WordPress: XML Sitemap with XSLT WordPress Theme

For the Canine site, we wanted to have an XML sitemap to help search engines index the site. The sitemap can help search engines find all content on the site as well as tell it which pages are most important, how often they are updated, and when they were last modified.

There seems to be a number of plugins to generate the sitemap automatically for WordPress, but the Google XML Sitemaps plugin seems to have the highest rating and have gotten the most mention in blogs. Jason had used this plugin already for his site, so we knew a little about it already, thus we went with it.

After some minor configuration, it worked just fine. It regenerates a static file every time a page or post is updated. Not as dynamic, but it saves processor time. I doubt the plugin will work with Pods at all, since that’s outside the posts/pages dataset. Our Pods content probably won’t be as important anyway. I could potentially look into modifying the plugin if need be for that.

The plugin allows us to set a custom XSLT to style the sitemap, so I decided to learn XSLT a bit better (had only worked with it on small examples for a class) and create an XSLT that will display the sitemap in our theme. It was much more trouble than I thought, and I spent a lot of time on it: Not the greatest thing, since this was not at all important to the project. The biggest trouble is that neither Firefox nor Safari will give detailed or useful error messages for XSLT or XML. Sometimes one will give some information while the other won’t, so I had to use both to find my problems. The biggest problem was that I didn’t realize all elements of the sitemap were in the sitemap namespace. Luckily, I looked at the default XSLT provided by the plugin and saw that.

So, with all that work, I am going to tell you how I did it.

In the plugin settings, I set the XSLT sheet to “wp-content/themes/repMyThemeName/sitemap.xslt.php”, the relative path from the wordpress root to a file that I created within my theme.

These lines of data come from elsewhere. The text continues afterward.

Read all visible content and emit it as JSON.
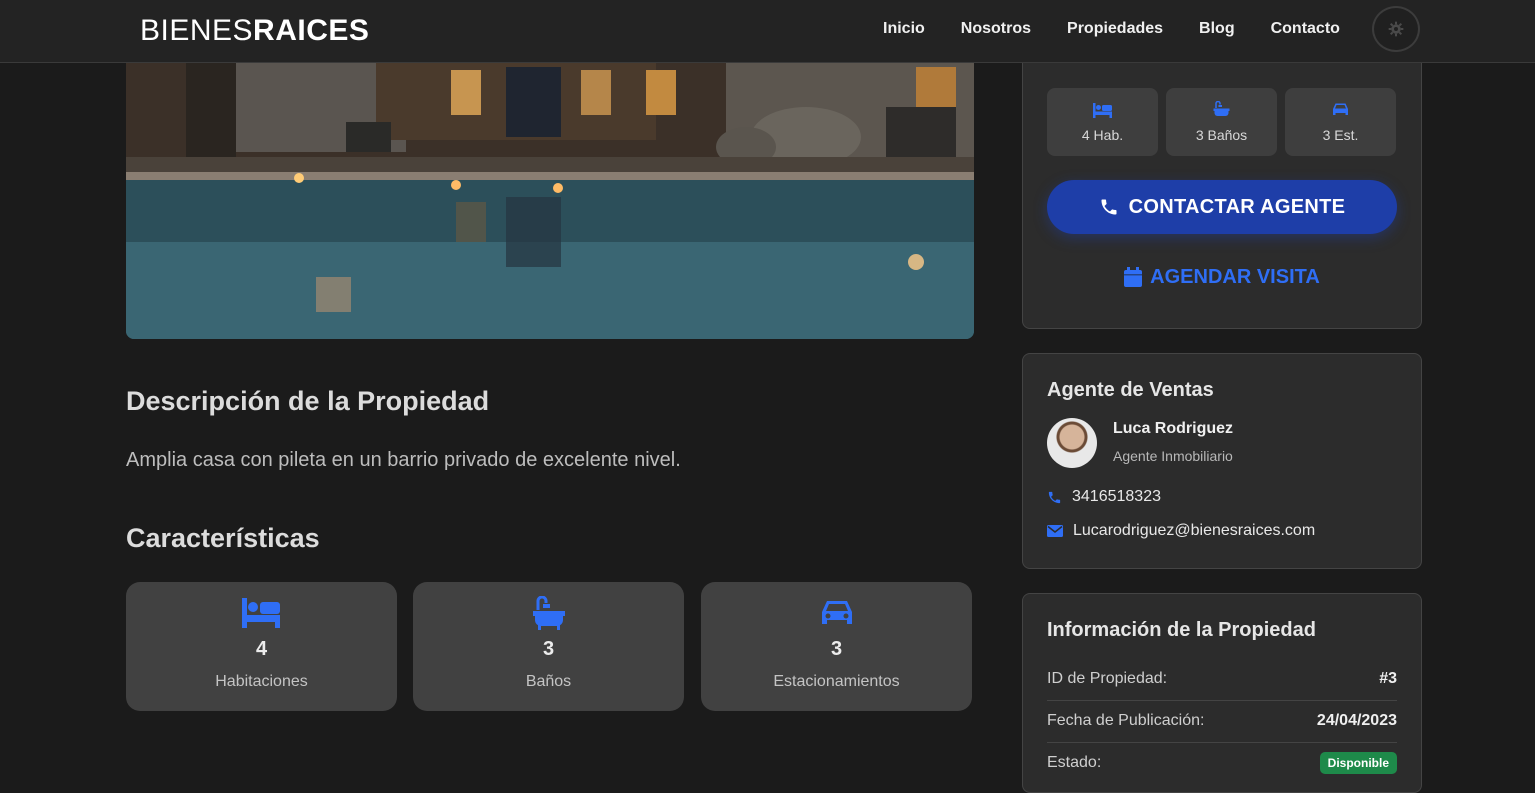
{
  "header": {
    "logo_light": "BIENES",
    "logo_bold": "RAICES",
    "nav": [
      {
        "label": "Inicio"
      },
      {
        "label": "Nosotros"
      },
      {
        "label": "Propiedades"
      },
      {
        "label": "Blog"
      },
      {
        "label": "Contacto"
      }
    ],
    "theme_icon": "gear-icon"
  },
  "main": {
    "description_title": "Descripción de la Propiedad",
    "description_text": "Amplia casa con pileta en un barrio privado de excelente nivel.",
    "features_title": "Características",
    "features": [
      {
        "icon": "bed-icon",
        "value": "4",
        "label": "Habitaciones"
      },
      {
        "icon": "bath-icon",
        "value": "3",
        "label": "Baños"
      },
      {
        "icon": "car-icon",
        "value": "3",
        "label": "Estacionamientos"
      }
    ]
  },
  "sidebar": {
    "quick_stats": [
      {
        "icon": "bed-icon",
        "label": "4 Hab."
      },
      {
        "icon": "bath-icon",
        "label": "3 Baños"
      },
      {
        "icon": "car-icon",
        "label": "3 Est."
      }
    ],
    "contact_button": "CONTACTAR AGENTE",
    "visit_button": "AGENDAR VISITA",
    "agent": {
      "title": "Agente de Ventas",
      "name": "Luca Rodriguez",
      "role": "Agente Inmobiliario",
      "phone": "3416518323",
      "email": "Lucarodriguez@bienesraices.com"
    },
    "info": {
      "title": "Información de la Propiedad",
      "rows": [
        {
          "key": "ID de Propiedad:",
          "value": "#3"
        },
        {
          "key": "Fecha de Publicación:",
          "value": "24/04/2023"
        },
        {
          "key": "Estado:",
          "value": "Disponible"
        }
      ]
    }
  },
  "colors": {
    "accent_blue": "#2f6ef5",
    "button_blue": "#1e3ea8",
    "badge_green": "#1e8a4a",
    "background": "#1b1b1b"
  }
}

Sitemap.xslt.php goes as follows:

<?php
header("Content-type: text/xml;charset=iso-8859-1");
define('pagIsXSLT', true);
require_once("../../../wp-load.php");
?>
<<?php echo "?"; ?>xml version="1.0"?>
<xsl:stylesheet version="1.0" xmlns:xsl="http://www.w3.org/1999/XSL/Transform" xmlns:sitemap="http://www.sitemaps.org/schemas/sitemap/0.9">
    <xsl:output method="html" indent="yes"
        doctype-system="http://www.w3.org/TR/xhtml1/DTD/xhtml1-transitional.dtd"
        doctype-public="-//W3C//DTD XHTML 1.0 Transitional//EN" />
    <xsl:template match="/">
        <?php get_header(); ?>
        <h2>Site Map</h2>
        <table>
            <tr>
                <th>Page</th>
                <!--<th>Priority</th>
                <th>Frequency</th>-->
                <th>Last Modified</th>
            </tr>
            <xsl:for-each select="sitemap:urlset/sitemap:url">
                <xsl:sort select="sitemap:loc"/>
                <tr>
                    <td><a>
                        <xsl:attribute name="href">
                            <xsl:value-of select="sitemap:loc"/>
                        </xsl:attribute>
                        <xsl:value-of select="substring(sitemap:loc, <?php echo strlen(get_bloginfo("url")) + 1; ?>)"/>
                    </a></td>
                    <!--<td><xsl:value-of select="sitemap:priority"/></td>
                    <td><xsl:value-of select="sitemap:changefreq"/></td>-->
                    <td>
                        <xsl:value-of select="substring(sitemap:lastmod, 6, 2)"/>/<xsl:value-of select="substring(sitemap:lastmod, 9, 2)"/>/<xsl:value-of select="substring(sitemap:lastmod, 1, 4)"/> @
                        <xsl:value-of select="substring(sitemap:lastmod, 12, 5)"/>
                    </td>
                </tr>
            </xsl:for-each>
        </table>
        <?php get_sidebar(); ?>
        <?php get_footer(); ?>
    </xsl:template>
</xsl:stylesheet>

Important lines:

  • header("Content-type …) sends the correct mime type for the file
  • the define line is used with a change to the header file, because the <!DOCTYPE … is invalid in the XML file, see below. The <xsl:output> defines the doctype.
  • the ‘wp-load’ require() is used to load the wordpress application so we can use its functions
  • the substring() function outputting the anchor text of each url removes the domain name
  • the calls to the get_header(), get_sidebar(), and get_footer() functions bring in our themes template files, just like with normal templates, so you want to output those like you would normally and add anything else to the page you need to make it work.

The header.php file was then modified so that it wouldn’t output the doctype statement if loaded with the XSLT file, but would otherwise. I wrapped it in an if like so:

<?php if(!defined('pagIsXSLT')): ?>
<!DOCTYPE html PUBLIC "-//W3C//DTD XHTML 1.0 Transitional//EN" "http://www.w3.org/TR/xhtml1/DTD/xhtml1-transitional.dtd">
<?php endif; ?>

I may clean up the output a bit later, but I have spent too much time already, have other stuff to do. Hope this helps somebody. I’m tired now.

[Update 1/21/10] Hid “priority” and “frequency” fields, as they aren’t needed by regular users. Threw in time formatting as well. I’ve got this basic setup to work on my own, non-Wordpress site as well (just replaced wordpress functions, etc with mine). [/update]